L’isolation phonique des immeubles à usage d’habitation est un enjeu très important pour les constructeurs, qui ont l’obligation de se conformer aux « prescriptions légales ou règlementaires relatives aux exigences minimales requises en matière d’isolation phonique »[1].
 

Les désordres acoustiques qui résultent d’un défaut de construction sont couverts par différents systèmes de garantie.
Pour rappel, les nouveaux ouvrages bénéficient notamment des garanties suivantes :
•    La garantie décennale ;
•    La garantie de parfait achèvement (GPA) ;
•    L’assurance dommages ouvrage.

 

 

    1- Le principe légal : l’application de la garantie de parfait achèvement pour réparer les désordres acoustiques.
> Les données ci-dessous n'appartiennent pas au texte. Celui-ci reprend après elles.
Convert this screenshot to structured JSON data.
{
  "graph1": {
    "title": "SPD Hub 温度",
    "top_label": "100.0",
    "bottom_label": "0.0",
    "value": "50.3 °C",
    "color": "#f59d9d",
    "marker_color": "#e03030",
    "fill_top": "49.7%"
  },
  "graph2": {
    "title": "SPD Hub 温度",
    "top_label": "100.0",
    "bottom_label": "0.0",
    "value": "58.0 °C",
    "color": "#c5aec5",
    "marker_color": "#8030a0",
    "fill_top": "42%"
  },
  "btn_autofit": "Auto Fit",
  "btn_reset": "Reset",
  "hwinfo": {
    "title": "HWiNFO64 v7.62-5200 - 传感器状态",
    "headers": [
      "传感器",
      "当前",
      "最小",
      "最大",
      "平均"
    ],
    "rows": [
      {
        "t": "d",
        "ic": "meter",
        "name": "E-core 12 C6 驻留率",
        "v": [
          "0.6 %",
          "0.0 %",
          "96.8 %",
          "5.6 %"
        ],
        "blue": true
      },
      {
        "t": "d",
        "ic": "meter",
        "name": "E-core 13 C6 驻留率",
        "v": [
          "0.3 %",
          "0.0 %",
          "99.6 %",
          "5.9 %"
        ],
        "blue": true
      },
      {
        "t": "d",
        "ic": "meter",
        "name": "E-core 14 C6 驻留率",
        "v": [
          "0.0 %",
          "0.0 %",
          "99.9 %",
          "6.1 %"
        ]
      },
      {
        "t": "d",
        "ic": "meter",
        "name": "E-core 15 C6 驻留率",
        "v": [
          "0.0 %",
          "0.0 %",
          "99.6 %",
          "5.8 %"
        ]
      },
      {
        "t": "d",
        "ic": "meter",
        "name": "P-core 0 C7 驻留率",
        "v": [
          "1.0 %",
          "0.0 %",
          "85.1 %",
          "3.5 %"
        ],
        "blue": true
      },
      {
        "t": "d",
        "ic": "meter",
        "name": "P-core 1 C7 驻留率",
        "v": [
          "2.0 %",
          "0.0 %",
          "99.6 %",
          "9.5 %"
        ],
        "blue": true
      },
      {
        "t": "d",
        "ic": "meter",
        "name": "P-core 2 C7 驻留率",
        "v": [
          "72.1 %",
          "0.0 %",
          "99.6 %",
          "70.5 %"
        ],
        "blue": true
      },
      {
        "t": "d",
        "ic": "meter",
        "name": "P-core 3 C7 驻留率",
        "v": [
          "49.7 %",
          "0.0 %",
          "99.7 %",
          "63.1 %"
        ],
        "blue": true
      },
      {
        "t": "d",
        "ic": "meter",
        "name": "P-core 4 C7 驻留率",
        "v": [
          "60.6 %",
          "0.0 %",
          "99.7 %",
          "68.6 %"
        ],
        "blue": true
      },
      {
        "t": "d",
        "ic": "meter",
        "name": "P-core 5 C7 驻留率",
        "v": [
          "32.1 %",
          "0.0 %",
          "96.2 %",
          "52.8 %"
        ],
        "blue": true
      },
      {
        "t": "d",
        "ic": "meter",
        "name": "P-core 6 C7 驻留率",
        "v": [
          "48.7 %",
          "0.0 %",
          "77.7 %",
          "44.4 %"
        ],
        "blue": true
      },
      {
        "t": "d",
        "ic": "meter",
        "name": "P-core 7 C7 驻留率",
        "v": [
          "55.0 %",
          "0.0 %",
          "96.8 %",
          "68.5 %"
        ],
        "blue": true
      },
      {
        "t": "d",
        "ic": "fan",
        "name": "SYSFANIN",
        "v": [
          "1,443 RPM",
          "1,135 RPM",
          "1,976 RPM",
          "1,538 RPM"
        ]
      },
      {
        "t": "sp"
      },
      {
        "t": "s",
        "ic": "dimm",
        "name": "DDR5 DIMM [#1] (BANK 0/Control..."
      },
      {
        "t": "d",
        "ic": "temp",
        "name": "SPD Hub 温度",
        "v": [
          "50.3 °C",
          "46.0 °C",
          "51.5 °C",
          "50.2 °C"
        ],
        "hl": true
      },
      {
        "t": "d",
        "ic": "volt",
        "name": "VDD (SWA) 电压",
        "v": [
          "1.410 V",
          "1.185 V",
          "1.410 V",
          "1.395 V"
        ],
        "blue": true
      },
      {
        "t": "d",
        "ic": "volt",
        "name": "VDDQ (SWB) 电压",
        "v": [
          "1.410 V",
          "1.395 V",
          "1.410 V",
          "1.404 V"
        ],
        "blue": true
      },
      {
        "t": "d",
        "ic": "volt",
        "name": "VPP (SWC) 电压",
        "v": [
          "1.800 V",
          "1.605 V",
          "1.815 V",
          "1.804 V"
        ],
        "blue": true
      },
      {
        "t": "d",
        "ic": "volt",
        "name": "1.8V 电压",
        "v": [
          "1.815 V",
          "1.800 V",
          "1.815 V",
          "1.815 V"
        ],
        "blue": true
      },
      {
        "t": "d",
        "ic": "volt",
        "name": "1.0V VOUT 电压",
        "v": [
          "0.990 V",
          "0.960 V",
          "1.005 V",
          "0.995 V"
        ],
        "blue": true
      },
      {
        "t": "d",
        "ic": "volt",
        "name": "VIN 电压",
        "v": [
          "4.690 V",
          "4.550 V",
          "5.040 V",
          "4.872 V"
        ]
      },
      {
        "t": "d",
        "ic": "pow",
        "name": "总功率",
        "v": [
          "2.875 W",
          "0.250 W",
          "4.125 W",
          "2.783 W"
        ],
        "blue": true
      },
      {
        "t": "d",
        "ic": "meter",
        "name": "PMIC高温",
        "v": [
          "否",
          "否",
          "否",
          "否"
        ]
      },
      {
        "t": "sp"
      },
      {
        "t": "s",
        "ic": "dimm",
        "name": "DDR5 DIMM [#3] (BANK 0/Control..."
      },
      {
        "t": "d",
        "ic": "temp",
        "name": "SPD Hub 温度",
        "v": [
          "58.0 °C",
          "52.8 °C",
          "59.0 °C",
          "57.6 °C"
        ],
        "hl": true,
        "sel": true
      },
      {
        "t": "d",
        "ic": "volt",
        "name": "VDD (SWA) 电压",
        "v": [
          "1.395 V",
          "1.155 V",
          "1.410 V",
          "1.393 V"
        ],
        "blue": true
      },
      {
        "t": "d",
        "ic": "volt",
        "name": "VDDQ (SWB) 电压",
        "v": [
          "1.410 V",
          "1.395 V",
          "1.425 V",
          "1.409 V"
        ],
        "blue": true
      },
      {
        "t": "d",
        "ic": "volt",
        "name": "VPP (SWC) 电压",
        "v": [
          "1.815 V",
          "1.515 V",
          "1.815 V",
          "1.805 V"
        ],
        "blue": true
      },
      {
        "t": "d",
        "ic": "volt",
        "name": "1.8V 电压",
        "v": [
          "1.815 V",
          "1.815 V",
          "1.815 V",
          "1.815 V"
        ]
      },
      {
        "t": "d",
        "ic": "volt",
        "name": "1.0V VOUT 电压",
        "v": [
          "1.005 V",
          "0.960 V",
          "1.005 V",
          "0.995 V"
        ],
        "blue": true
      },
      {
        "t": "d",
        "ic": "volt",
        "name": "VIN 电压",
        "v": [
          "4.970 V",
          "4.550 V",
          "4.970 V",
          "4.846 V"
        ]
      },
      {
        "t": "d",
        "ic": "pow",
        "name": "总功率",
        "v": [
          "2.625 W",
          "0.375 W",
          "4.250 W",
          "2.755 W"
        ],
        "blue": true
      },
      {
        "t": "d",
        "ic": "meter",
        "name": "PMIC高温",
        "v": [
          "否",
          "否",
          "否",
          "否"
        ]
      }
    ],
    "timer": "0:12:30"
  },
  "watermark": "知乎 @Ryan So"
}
•    La garantie de parfait achèvement (GPA)
L’entrepreneur est tenu à une garantie de parfait achèvement, qui « s'étend à la réparation de tous les désordres signalés par le maître de l'ouvrage, soit au moyen de réserves mentionnées au procès-verbal de réception, soit par voie de notification écrite pour ceux révélés postérieurement à la réception »[2].
Il s’agit des vices et anomalies de construction qui n’affectent pas la solidité de l’ouvrage. Les désordres peuvent être apparents et ayant fait l’objet de réserves ou apparus dans l’année qui suit la réception[3].
Cette garantie est effective pendant un délai d’un an à compter de la réception de l’ouvrage, même si le désordre est apparu postérieurement.


La réception est définie par la loi comme « l’acte par lequel le maitre de l’ouvrage déclare accepter l’ouvrage avec ou sans réserves »[2].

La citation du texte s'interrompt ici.